The Vancouver Pride Society (VPS) is in solid financial shape, is considering hiring paid staff and has a freshly elected board of directors after a general meeting, Mar 10.
The VPS board temporarily dissolved itself, Jan 22, after a group of former board members discovered that necessary documents, including lists of directors and financial statements, hadn’t been filed with BC’s Ministry of Finance since October of 2004. The revelation left some past directors to wonder if they might be legally responsible for the actions of a society of which they have no current knowledge or involvement.
“We just have too much at stake,” former VPS president Shawn Ewing told Xtra West, Jan 22. “Until our names are removed from the register, we want to have full knowledge of what’s going on.”
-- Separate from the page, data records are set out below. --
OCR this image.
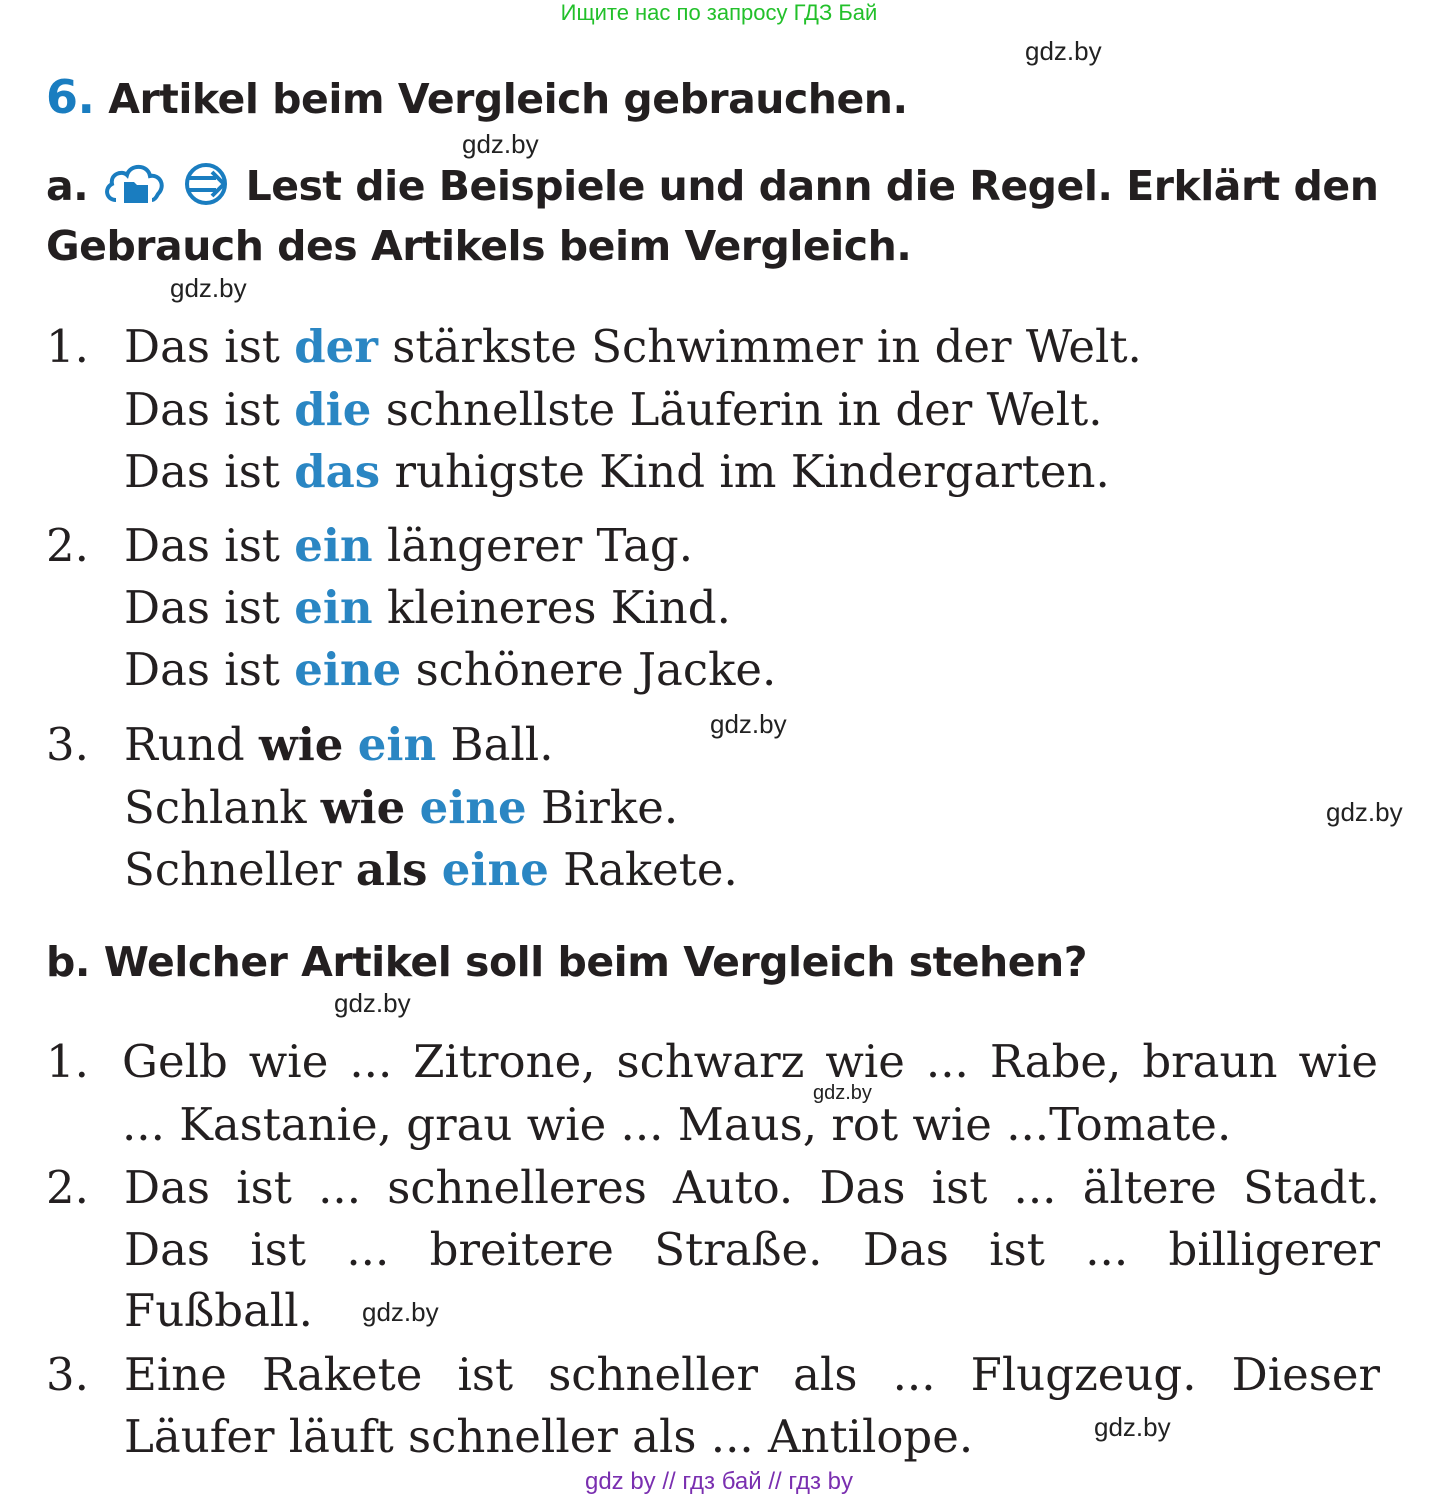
Ищите нас по запросу ГДЗ Бай
6. Artikel beim Vergleich gebrauchen.
a.	Lest die Beispiele und dann die Regel. Erklärt den
Gebrauch des Artikels beim Vergleich.
b. Welcher Artikel soll beim Vergleich stehen?
1. Das ist der stärkste Schwimmer in der Welt.
Das ist die schnellste Läuferin in der Welt.
Das ist das ruhigste Kind im Kindergarten.
2. Das ist ein längerer Tag.
Das ist ein kleineres Kind.
Das ist eine schönere Jacke.
3. Rund wie ein Ball.
Schlank wie eine Birke.
Schneller als eine Rakete.
1. Gelb wie ... Zitrone, schwarz wie ... Rabe, braun wie
... Kastanie, grau wie ... Maus, rot wie ...Tomate.
2. Das ist ... schnelleres Auto. Das ist ... ältere Stadt.
Das ist ... breitere Straße. Das ist ... billigerer
Fußball.
3. Eine Rakete ist schneller als ... Flugzeug. Dieser
Läufer läuft schneller als ... Antilope.
gdz.by
gdz.by
gdz.by
gdz.by
gdz.by
gdz.by
gdz.by
gdz.by
gdz.by
gdz by // гдз бай // гдз by
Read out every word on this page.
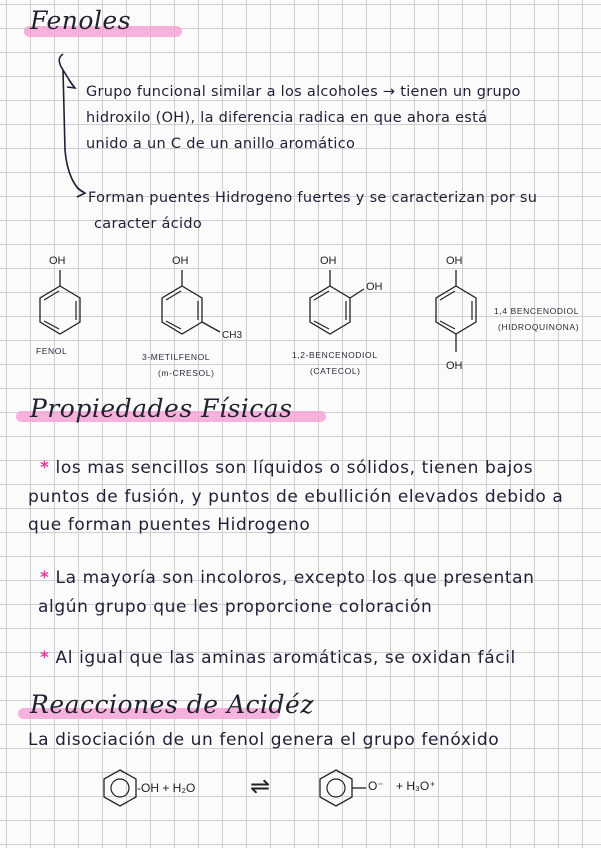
Fenoles
Grupo funcional similar a los alcoholes → tienen un grupo
hidroxilo (OH), la diferencia radica en que ahora está
unido a un C de un anillo aromático
Forman puentes Hidrogeno fuertes y se caracterizan por su
caracter ácido
OH
FENOL
OH
CH3
3-METILFENOL
(m-CRESOL)
OH
OH
1,2-BENCENODIOL
(CATECOL)
OH
OH
1,4 BENCENODIOL
(HIDROQUINONA)
Propiedades Físicas
* los mas sencillos son líquidos o sólidos, tienen bajos
puntos de fusión, y puntos de ebullición elevados debido a
que forman puentes Hidrogeno
* La mayoría son incoloros, excepto los que presentan
algún grupo que les proporcione coloración
* Al igual que las aminas aromáticas, se oxidan fácil
Reacciones de Acidéz
La disociación de un fenol genera el grupo fenóxido
-OH + H₂O ⇌	O⁻ + H₃O⁺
Ewing and current VPS president John Boychuk agreed to co-chair something they called a “committee of the whole” until the paperwork was corrected, the audit was complete and new elections could be held at a general meeting Mar 10.
Ewing told the crowd of about 50 people who assembled for the meeting at the Central Presbyterian Church in the West End that she personally completed and sent the forms to Victoria and that they will be processed by Mar 14.
Former VPS vice-president Randy Atkinson pointed out that the VPS seems to find itself in an administrative crisis every three years. In February 2004, for example, the VPS had to scramble to correct a similar paperwork mix-up.
“The problem is every time we have that happen we lose the confidence of the government, we lose the confidence of our sponsors, and most importantly we begin to lose the faith of the community in
Vancouver,” said Atkinson. “It takes longer and longer for the community to believe again in this organization…We need to look at a way to ensure there is an executive director in a paid position on the VPS.”
“I just want to remind people that we are here because of a piece of paperwork,” said VPS director Lee Casey. “Last year, we went from 165,000 on the parade route to 304,000. Our festivals were all huge successes and we more than tripled the money we had in the bank from the year before. I feel the credibility of the board should not be questioned and we are moving forward. There are people behind the scenes working toward the goal [of a paid executive director].”
The membership voted to establish a committee to look into sources of funding for what would be the VPS’ first paid staff person who, along with a host of other administrative duties, would be responsible to ensure that paperwork is in order. The committee will report back to the membership at the next general meeting expected in November 2007.
Audited financial statements were presented and accepted by the membership at the Mar 10 meeting that confirmed the accuracy of the unaudited statements that were rejected last October. They show a debt-free society with money in the bank and a surplus of $28,025 on revenues of $170,752 for 2006.
“They’ve gone through the offices of two different chartered accountants and there have been no questions raised,” said VPS treasurer Carol O’Dell.
It was also announced Mar 10 that the VPS would not be formally enforcing a trademark claim on non-sanctioned Pride events for the foreseeable future. In 2000 Pride Toronto registered a trademark on Pride in an effort to fend off corporate profiteers who were staging unofficial Pride events and selling unofficial Pride merchandise without contributing anything to the queer community.
“Toronto has said they are not intending to continue,” Boychuk told the crowd. “That means there will be no enforcement from the VPS as there is no agreement on the trademark.”
“The trademark is a done deal,” said Ewing. “It will not be pursued by the VPS at this point or any point in the near future.”
Many of those who were VPS directors prior to the Jan 22 meeting were reelected to their posts Mar 10. Boychuk will continue as VPS president, and Aviva Lazar will continue as vice-president. But treasurer Carol O’Dell, festivals director Lee Casey, and directors Ray Lam and Marc Schaper were not reelected by the membership.
“It’s a shame that all the work that has been done for some of these people that they can’t complete it,” Boychuk told Xtra West after the meeting. “That’s the hard thing, for someone to put their heart and soul into something since the last election, after five months, and to not be able to move forward.”
Elected as both treasurer and secretary was businessman Christiane von Pfahlenburg-Marienburg.
“I’m a forensic tax consultant and a corporate compliance officer,” von Pfahlenburg-Marienburg told the meeting. “My specialty actually is all the problems we’re looking at today… How many of you can look at the financial statement and say honestly that you can understand every single thing on there? Most of you would struggle to ask the right questions. That’s part of what a finance officer is supposed to be doing: explaining to laypeople why, what, how, where and when.”
“[Von Pfahlenburg-Marienburg has] accepted two very important roles,” Boychuk told Xtra West. “I’m confident that he will be able to move forward. The eyes of the community will be on him. He will be under a great deal of scrutiny as to whether or not he’ll be able to perform those tasks. It’s been very hard over the past few years to fill those roles. He’s got one heck of a challenge on him and we’ll do what we can to make sure there’s a smooth transition.”